La Place de l'Europe sous la pluie, de Gustave Caillebotte

Dans une récente émission de France Culture sur l'Histoire de Paris, Philippe Meyer, le "chroniqueur matutinal" qui sévissait jadis le matin sur France Inter, cite un auteur dont je n'ai pas retenu le nom en disant que le baron Haussmann manquait de cette "sensibilité inquiète" qui devrait habiter tout homme qui se préoccupe de la ville.

Après de nombreuses années de vie professionnelle dans ce que l'on appelle l'aménagement urbain (terme peu flatteur pour qualifier une volonté de faire évoluer la ville dans ce que l'on suppose le développement), force m'est de constater que c'est bien cette sensibilité inquiète qui manque le plus.

Trente ans, temps d'une génération génétique, temps de deux ou trois générations sociales ou professionnelles, temps du retour d'expérience, temps aussi de l'épreuve du temps sur ce que l'on a construit en le croyant durable, solide, stable, sinon éternel. C'est le temps des démolitions de ce qu'on a construit (ou par des gens de sa génération), c'est le temps des faillites, simplement parce que nous nous sommes trompés de cible, ce ne sont pas seulement de beaux immeubles qu'il faut, ce ne sont pas de grands espaces verts (ou roses, ou bleus), c'est une vie qui soit admise, reconnue, valorisée. Ce sont des familles qui s'intégrent, des hommes qui travaillent, des enfants qui écrivent, des femmes qui tissent ce lien social indispensable.

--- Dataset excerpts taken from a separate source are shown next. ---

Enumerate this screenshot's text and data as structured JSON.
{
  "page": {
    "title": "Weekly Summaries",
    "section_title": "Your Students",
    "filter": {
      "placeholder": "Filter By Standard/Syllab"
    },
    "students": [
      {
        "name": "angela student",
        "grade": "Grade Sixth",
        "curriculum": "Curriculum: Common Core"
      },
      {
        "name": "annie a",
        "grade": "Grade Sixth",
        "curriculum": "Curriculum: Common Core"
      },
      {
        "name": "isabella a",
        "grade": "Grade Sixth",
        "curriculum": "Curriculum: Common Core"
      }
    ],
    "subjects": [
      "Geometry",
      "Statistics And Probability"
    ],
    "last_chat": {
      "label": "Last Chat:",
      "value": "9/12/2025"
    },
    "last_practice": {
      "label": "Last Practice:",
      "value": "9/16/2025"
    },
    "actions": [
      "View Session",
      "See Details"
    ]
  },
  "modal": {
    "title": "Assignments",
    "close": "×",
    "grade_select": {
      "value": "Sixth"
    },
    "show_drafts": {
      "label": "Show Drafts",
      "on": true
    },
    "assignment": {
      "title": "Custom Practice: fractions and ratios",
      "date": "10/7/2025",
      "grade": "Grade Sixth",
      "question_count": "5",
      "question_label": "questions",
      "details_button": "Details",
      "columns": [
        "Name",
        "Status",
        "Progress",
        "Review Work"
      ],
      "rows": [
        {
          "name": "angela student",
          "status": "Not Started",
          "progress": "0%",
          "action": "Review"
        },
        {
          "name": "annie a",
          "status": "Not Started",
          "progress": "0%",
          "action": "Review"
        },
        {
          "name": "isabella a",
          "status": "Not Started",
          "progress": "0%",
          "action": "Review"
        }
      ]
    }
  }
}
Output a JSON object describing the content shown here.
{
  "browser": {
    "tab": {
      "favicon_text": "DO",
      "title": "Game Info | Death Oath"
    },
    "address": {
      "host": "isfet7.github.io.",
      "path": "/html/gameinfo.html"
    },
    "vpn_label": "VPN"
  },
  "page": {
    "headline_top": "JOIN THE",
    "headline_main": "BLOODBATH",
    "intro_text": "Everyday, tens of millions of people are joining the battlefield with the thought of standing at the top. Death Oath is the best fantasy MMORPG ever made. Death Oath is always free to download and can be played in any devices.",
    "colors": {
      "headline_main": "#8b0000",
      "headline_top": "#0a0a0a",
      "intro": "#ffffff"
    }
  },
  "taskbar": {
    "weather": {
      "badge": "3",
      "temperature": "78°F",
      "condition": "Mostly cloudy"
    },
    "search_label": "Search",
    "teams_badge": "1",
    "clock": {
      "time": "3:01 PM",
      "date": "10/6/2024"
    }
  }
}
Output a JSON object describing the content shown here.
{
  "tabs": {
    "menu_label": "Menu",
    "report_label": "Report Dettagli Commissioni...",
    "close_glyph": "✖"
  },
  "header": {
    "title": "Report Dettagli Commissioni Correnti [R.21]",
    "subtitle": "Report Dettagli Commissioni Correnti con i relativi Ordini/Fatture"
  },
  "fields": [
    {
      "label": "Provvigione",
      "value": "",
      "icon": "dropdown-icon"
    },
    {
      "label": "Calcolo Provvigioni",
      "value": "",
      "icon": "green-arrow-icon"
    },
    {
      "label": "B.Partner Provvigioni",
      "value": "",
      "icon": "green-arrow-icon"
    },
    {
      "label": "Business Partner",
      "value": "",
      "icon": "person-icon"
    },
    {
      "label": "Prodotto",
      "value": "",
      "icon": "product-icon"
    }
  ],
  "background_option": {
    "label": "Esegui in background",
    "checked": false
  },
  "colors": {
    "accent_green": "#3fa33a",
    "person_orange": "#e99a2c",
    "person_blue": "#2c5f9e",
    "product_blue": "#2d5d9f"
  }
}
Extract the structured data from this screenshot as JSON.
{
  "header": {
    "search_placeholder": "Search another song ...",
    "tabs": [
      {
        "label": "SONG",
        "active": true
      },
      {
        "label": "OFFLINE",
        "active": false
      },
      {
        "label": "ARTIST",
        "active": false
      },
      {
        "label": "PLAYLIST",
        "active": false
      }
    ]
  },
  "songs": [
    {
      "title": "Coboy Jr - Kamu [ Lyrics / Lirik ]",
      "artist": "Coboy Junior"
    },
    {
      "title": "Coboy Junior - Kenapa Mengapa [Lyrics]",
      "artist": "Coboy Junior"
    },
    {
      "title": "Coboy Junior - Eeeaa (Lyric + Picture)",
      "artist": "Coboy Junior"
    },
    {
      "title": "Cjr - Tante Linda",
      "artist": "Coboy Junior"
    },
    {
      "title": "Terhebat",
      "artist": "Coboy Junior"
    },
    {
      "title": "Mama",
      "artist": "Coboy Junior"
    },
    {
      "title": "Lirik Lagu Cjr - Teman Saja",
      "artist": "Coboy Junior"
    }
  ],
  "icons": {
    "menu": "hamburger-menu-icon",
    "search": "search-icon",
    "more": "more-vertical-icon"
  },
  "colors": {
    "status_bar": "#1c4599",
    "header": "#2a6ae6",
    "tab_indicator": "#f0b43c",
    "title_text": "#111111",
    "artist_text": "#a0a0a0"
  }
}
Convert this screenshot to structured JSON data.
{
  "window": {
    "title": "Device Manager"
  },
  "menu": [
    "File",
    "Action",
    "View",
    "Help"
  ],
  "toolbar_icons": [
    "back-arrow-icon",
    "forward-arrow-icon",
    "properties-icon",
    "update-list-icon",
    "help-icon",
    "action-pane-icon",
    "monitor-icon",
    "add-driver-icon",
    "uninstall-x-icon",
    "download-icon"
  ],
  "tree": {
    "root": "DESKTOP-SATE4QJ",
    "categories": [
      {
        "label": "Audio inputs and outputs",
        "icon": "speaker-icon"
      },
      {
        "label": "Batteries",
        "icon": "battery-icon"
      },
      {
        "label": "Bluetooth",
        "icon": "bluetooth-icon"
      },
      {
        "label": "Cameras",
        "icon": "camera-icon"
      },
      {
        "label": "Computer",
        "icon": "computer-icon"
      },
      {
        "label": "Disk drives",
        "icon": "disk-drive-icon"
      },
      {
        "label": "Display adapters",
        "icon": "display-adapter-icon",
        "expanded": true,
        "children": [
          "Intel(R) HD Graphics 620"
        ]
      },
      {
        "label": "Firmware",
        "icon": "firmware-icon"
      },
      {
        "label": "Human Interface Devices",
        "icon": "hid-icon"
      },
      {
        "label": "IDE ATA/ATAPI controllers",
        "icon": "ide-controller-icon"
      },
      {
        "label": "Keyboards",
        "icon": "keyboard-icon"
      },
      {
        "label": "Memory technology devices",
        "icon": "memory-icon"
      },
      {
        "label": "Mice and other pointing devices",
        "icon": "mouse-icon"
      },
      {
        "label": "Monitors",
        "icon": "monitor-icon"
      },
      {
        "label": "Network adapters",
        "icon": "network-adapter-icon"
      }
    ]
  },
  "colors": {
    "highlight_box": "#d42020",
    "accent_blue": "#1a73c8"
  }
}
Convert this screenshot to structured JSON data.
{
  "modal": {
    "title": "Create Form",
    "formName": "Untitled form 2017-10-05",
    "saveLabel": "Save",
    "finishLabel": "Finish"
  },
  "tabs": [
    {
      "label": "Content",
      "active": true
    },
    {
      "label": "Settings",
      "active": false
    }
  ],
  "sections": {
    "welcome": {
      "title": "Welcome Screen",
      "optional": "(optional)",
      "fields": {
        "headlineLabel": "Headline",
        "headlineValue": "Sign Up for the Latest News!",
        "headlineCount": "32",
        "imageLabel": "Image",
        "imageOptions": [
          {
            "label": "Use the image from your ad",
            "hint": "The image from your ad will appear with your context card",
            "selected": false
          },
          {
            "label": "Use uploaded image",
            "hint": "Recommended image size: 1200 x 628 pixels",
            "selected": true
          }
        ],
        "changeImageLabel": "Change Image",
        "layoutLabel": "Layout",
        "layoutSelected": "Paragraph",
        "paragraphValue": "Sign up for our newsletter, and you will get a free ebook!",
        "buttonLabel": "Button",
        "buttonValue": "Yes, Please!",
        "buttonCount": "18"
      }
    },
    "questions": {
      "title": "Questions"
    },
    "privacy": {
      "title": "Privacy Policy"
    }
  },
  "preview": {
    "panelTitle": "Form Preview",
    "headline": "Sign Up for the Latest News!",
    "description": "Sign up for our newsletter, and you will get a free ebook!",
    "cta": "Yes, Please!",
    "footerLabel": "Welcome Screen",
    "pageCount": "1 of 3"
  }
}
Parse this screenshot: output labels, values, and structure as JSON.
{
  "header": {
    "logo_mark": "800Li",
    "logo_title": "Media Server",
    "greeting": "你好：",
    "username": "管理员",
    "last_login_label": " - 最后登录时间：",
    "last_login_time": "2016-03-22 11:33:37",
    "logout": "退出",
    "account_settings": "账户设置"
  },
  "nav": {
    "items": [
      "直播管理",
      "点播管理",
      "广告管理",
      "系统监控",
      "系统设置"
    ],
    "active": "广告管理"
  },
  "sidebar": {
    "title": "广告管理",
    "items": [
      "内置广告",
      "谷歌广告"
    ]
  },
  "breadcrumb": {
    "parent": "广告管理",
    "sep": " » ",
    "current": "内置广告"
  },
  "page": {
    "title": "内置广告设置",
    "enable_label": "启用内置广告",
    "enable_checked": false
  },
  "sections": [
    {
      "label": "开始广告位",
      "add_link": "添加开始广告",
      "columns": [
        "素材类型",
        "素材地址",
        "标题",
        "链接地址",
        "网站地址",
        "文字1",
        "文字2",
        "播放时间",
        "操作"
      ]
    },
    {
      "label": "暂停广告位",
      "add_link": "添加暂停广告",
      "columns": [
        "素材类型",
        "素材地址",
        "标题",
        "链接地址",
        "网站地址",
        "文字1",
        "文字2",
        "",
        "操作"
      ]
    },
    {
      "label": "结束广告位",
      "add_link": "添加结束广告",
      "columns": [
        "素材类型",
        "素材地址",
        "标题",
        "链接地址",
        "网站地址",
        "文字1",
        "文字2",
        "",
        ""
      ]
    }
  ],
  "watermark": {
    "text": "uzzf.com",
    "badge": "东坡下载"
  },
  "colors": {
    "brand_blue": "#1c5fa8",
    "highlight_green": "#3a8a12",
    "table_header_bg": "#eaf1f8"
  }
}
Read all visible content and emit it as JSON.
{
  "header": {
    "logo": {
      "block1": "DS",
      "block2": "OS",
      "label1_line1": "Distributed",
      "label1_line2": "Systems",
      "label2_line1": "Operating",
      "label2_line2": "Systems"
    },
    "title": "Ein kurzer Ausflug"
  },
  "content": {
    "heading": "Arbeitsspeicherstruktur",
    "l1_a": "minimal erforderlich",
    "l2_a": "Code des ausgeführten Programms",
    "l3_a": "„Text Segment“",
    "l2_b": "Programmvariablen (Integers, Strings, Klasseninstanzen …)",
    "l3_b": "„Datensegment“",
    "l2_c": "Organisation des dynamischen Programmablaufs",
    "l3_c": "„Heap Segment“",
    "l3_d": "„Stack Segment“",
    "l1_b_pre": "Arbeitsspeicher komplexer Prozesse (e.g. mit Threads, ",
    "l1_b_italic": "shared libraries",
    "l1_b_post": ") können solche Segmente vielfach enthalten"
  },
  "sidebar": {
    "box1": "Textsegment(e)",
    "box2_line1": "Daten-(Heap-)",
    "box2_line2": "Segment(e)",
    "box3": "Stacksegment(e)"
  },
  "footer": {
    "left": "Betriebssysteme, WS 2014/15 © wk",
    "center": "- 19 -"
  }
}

La ville est faite de mouvements âpres, de vies soumises aux lois du marché, de luttes pour la survie, pour l'honneur aussi, de modifications obscures qui la transforment en profondeur sans qu'il y paraisse. Les forces inhérentes à la ville sont plus fortes que les pensées des urbanistes, que leurs visions personnelles. Que vaut une idée, même talentueuse, devant des millions de vies qui se frottent aux murs de la ville? Que vaut la rigueur de la volonté, même la plus pétrie de bonnes intentions, devant le mouvement brownien des hommes et des femmes qui arpentent la ville? Voilà qui doit créer cette inquiétude nécessaire, cette sensibilité à la vie dans sa réalité, dans sa complexité, dans son obscurité aussi, dans ce qu'elle a qui ne peut s'expliquer. L'architecte, ou l'urbaniste doit, avant d'être un créateur certain de sa valeur et de son apport à la société, être d'abord une aiguille qui vibre aux moindres variations des palpitations de la ville, de ses habitants, de son rythme, de ses angoisses aussi. Alors, dans la crainte et le doute, saura-t-il formuler quelques esquisses de ce qui pourrait apporter le bonheur, ou du moins la sérénité, dans le grand bouillonnement de la ville.